The win was the seventh of Paschal's 25 career victories. For his efforts, he received a check for $570, almost exactly the cost of a Pit Crew Suite ticket to Saturday night's Nextel All-Star Challenge. The total purse for the night — $3,555.

Petty finished fourth, one lap down, widening his points lead over fifth-place Smith en route to the second of his three career championships. Lee Petty's two sons, Richard and Maurice, were in attendance that night. Richard made his driving debut one week later in Buffalo, N.Y.

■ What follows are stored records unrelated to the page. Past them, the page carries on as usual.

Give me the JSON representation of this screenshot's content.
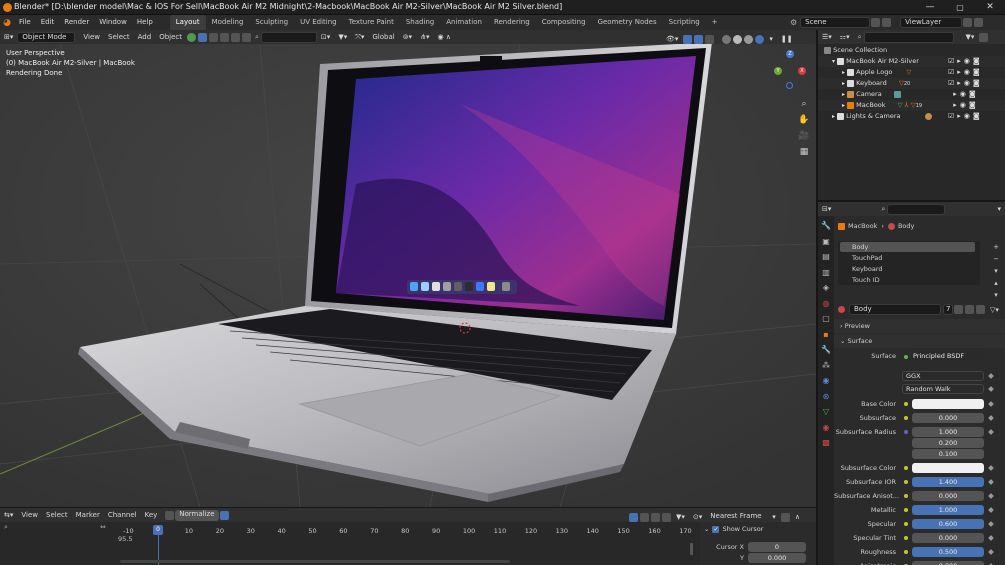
{
  "titlebar": {
    "title": "Blender* [D:\\blender model\\Mac & IOS For Sell\\MacBook Air M2 Midnight\\2-Macbook\\MacBook Air M2-Silver\\MacBook Air M2 Silver.blend]",
    "min": "—",
    "max": "▢",
    "close": "✕"
  },
  "menubar": {
    "items": [
      "File",
      "Edit",
      "Render",
      "Window",
      "Help"
    ],
    "workspaces": [
      "Layout",
      "Modeling",
      "Sculpting",
      "UV Editing",
      "Texture Paint",
      "Shading",
      "Animation",
      "Rendering",
      "Compositing",
      "Geometry Nodes",
      "Scripting"
    ],
    "add_tab": "+",
    "scene": "Scene",
    "view_layer": "ViewLayer"
  },
  "viewport_header": {
    "mode": "Object Mode",
    "menus": [
      "View",
      "Select",
      "Add",
      "Object"
    ],
    "transform": "Global"
  },
  "viewport": {
    "line1": "User Perspective",
    "line2": "(0) MacBook Air M2-Silver | MacBook",
    "line3": "Rendering Done",
    "gizmo_x": "X",
    "gizmo_y": "Y",
    "gizmo_z": "Z"
  },
  "outliner": {
    "rows": [
      {
        "label": "Scene Collection"
      },
      {
        "label": "MacBook Air M2-Silver"
      },
      {
        "label": "Apple Logo"
      },
      {
        "label": "Keyboard"
      },
      {
        "label": "Camera"
      },
      {
        "label": "MacBook"
      },
      {
        "label": "Lights & Camera"
      }
    ],
    "keyboard_badge": "20",
    "macbook_badge": "19"
  },
  "properties": {
    "breadcrumb_obj": "MacBook",
    "breadcrumb_mat": "Body",
    "materials": [
      "Body",
      "TouchPad",
      "Keyboard",
      "Touch ID"
    ],
    "material_name": "Body",
    "users": "7",
    "preview": "Preview",
    "surface_section": "Surface",
    "surface_label": "Surface",
    "surface_value": "Principled BSDF",
    "distribution": "GGX",
    "subsurface_method": "Random Walk",
    "fields": [
      {
        "label": "Base Color",
        "value": "",
        "kind": "white"
      },
      {
        "label": "Subsurface",
        "value": "0.000",
        "kind": "gray"
      },
      {
        "label": "Subsurface Radius",
        "value": "1.000",
        "kind": "gray"
      },
      {
        "label": "",
        "value": "0.200",
        "kind": "gray"
      },
      {
        "label": "",
        "value": "0.100",
        "kind": "gray"
      },
      {
        "label": "Subsurface Color",
        "value": "",
        "kind": "white"
      },
      {
        "label": "Subsurface IOR",
        "value": "1.400",
        "kind": "blue"
      },
      {
        "label": "Subsurface Anisot...",
        "value": "0.000",
        "kind": "gray"
      },
      {
        "label": "Metallic",
        "value": "1.000",
        "kind": "blue"
      },
      {
        "label": "Specular",
        "value": "0.600",
        "kind": "blue"
      },
      {
        "label": "Specular Tint",
        "value": "0.000",
        "kind": "gray"
      },
      {
        "label": "Roughness",
        "value": "0.500",
        "kind": "blue"
      },
      {
        "label": "Anisotropic",
        "value": "0.000",
        "kind": "gray"
      }
    ]
  },
  "timeline": {
    "menus": [
      "View",
      "Select",
      "Marker",
      "Channel",
      "Key"
    ],
    "normalize": "Normalize",
    "frame_mode": "Nearest Frame",
    "ticks": [
      "-10",
      "0",
      "10",
      "20",
      "30",
      "40",
      "50",
      "60",
      "70",
      "80",
      "90",
      "100",
      "110",
      "120",
      "130",
      "140",
      "150",
      "160",
      "170"
    ],
    "value_95": "95.5",
    "show_cursor": "Show Cursor",
    "cursor_x_label": "Cursor X",
    "cursor_x": "0",
    "cursor_y_label": "Y",
    "cursor_y": "0.000"
  },
  "colors": {
    "accent": "#4772b3",
    "header": "#303030",
    "viewport": "#3d3d3d"
  }
}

But the Pettys were only a part of McCormick Field's phenomenal lineage.

By the time the last driver in the July 12 field had hung up his helmet — 57-year old Buck Baker made his last start in 1976 — their combined career numbers were nothing short of mind-bending. 3,149 starts, 239 wins, 1,083 top fives, 1,629 top 10s, 198 poles and 13 championships. Nine of the 15 racers at McCormick Field won at least one Grand National event, six of them winning 20 or more and two winning 50 or more. Petty, Johnson and Lund all went on to win Daytona 500's. The top seven finishers in the race are all enshrined in the NMPA Hall of Fame, five of whom were also named to NASCAR's list of its Top 50 Greatest Drivers in 1998. Owens and Johnson became wildly successful car owners, Owens winning the 1966 title with Pearson, and Johnson winning three each with Cale Yarborough and Darrell Waltrip.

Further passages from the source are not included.